A General Investment Account, which can also be called GIA, is an investment fund that gives the account holder the freedom to invest in a great variety of fields and areas outside of tax wrappers. Nowadays, anyone living in the UK and over the age of 18 can open a GIA and start investing in funds, shares, investment trusts, EFTs, bonds and so much more. In the last few years more and more people decided to prefer a GIA over a regular pension fund because it allows the holder to withdraw money at any time. On the contrary, all retirement funds currently available in the United Kingdom don’t allow to access the money until reaching of the retirement age, which is currently set at 55. With a GIA, you will also have the chance to transfer funds from another existing account. However, this particular type of account doesn’t provide any particular tax benefits for your investments, you will have to pay contributions according to your tax situation. A General Investment Account could be a good choice for holders who own an ISA and already reached up the annual allowance and also for people who haven’t reached their retirement age yet and want to have free access to their money. Usually, most people get stuck on the GIA vs ISA matter, without knowing which type of account is the best for their financial situation. Let’s go deeper into this matter so you can understand more about these two investment accounts.
Should you open a GIA?
As already mentioned, a General Investment Account could be a really good idea for those investors who already used up their ISA annual allowance and for those who want the freedom to access and withdraw their money at any time. Moreover, a GIA just like an ISA gives the holder can choose between a wide range of investments. Even though a GIA could seem like a very convenient account to open, you should never forget that all investments are always subject to the market’s swings, so there’s always the chance to get back less than what you invested.
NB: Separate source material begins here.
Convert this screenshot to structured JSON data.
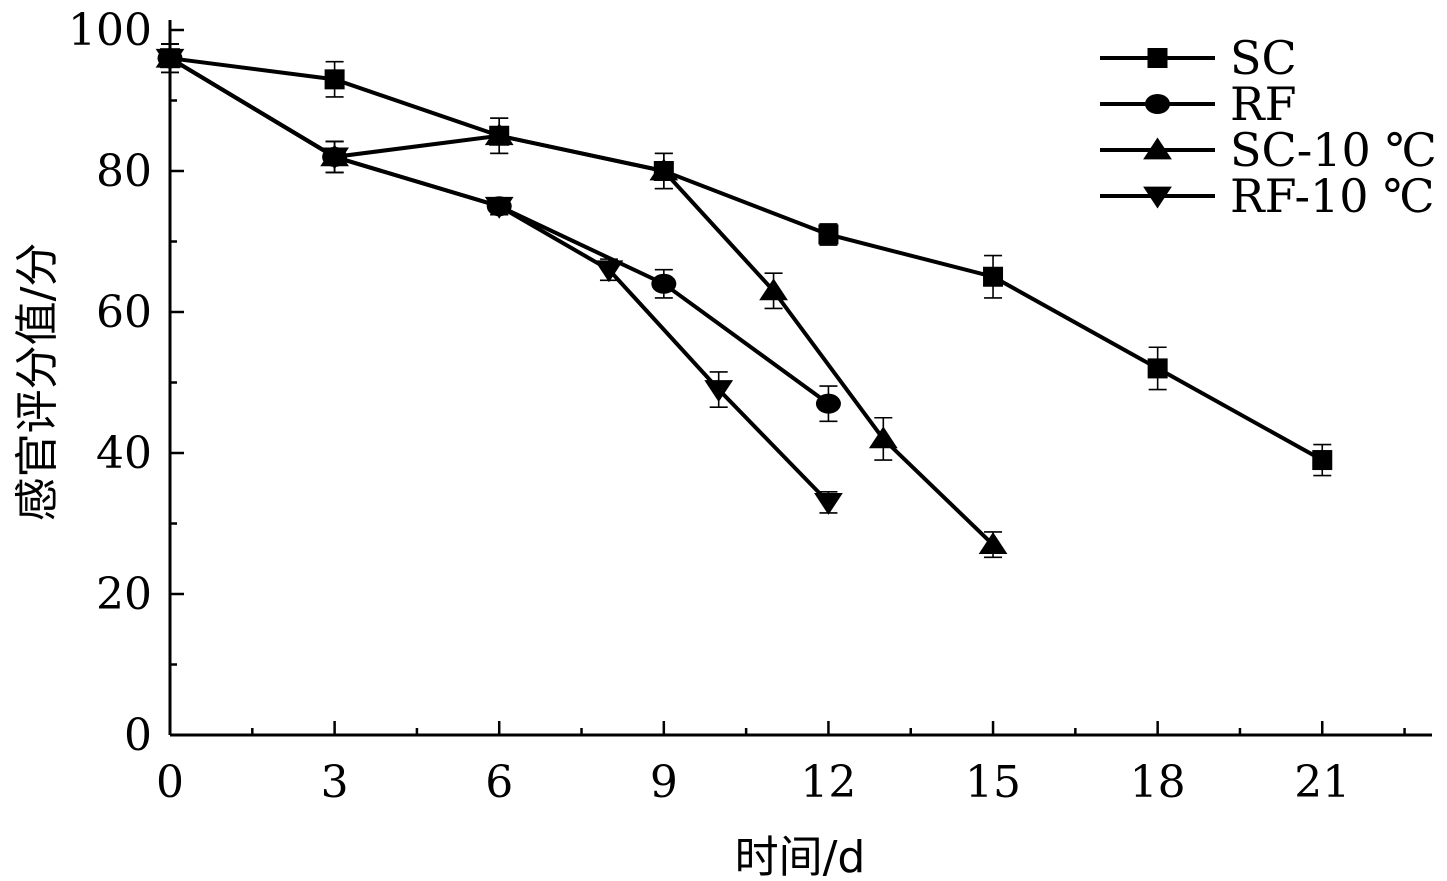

GIA or ISA? Which one should you choose?
Nowadays, many new investors struggle to choose between an ISA and a GIA because they don’t know the differences between them. While they may seem like two very similar types of accounts, they are actually two completely different things. Let’s have a look on the main differences between these two really popular investment accounts available in the UK.
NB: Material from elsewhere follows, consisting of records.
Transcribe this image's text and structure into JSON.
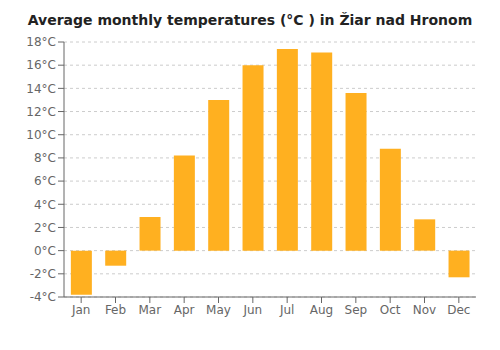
{
  "chart_data": {
    "type": "bar",
    "title": "Average monthly temperatures (°C ) in Žiar nad Hronom",
    "categories": [
      "Jan",
      "Feb",
      "Mar",
      "Apr",
      "May",
      "Jun",
      "Jul",
      "Aug",
      "Sep",
      "Oct",
      "Nov",
      "Dec"
    ],
    "values": [
      -3.8,
      -1.3,
      2.9,
      8.2,
      13.0,
      16.0,
      17.4,
      17.1,
      13.6,
      8.8,
      2.7,
      -2.3
    ],
    "color": "#FFB020",
    "ylim": [
      -4,
      18
    ],
    "yticks": [
      {
        "value": -4,
        "label": "-4°C"
      },
      {
        "value": -2,
        "label": "-2°C"
      },
      {
        "value": 0,
        "label": "0°C"
      },
      {
        "value": 2,
        "label": "2°C"
      },
      {
        "value": 4,
        "label": "4°C"
      },
      {
        "value": 6,
        "label": "6°C"
      },
      {
        "value": 8,
        "label": "8°C"
      },
      {
        "value": 10,
        "label": "10°C"
      },
      {
        "value": 12,
        "label": "12°C"
      },
      {
        "value": 14,
        "label": "14°C"
      },
      {
        "value": 16,
        "label": "16°C"
      },
      {
        "value": 18,
        "label": "18°C"
      }
    ],
    "grid": true
  }
}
First of all, as already mentioned, a General Investment Account is a particular kind of investment fund which can be opened by any UK resident over the age of 18, that allows the holder to invest in a wide range of areas. A GIA comes with no restriction on the amount of money that can be deposited in a tax year and it gives the holder the freedom to withdraw at any time. With this kind of account, you will have to pay contributions according to your tax situation. On the contrary, an ISA is an Individual Savings Account, which has been designed both for savings and investments. Unlike a GIA, by opening and ISA the holder must comply with the annual ISA allowance, which is the maximum amount that can be deposited in a year. This value currently amounts to £20.000 per year. Also, all funds deposited on an ISA are completely tax free, so the holder won’t have to pay any contribution. Either way, always keep in mind that all investments, both made through GIAs and ISAs, come with a risk.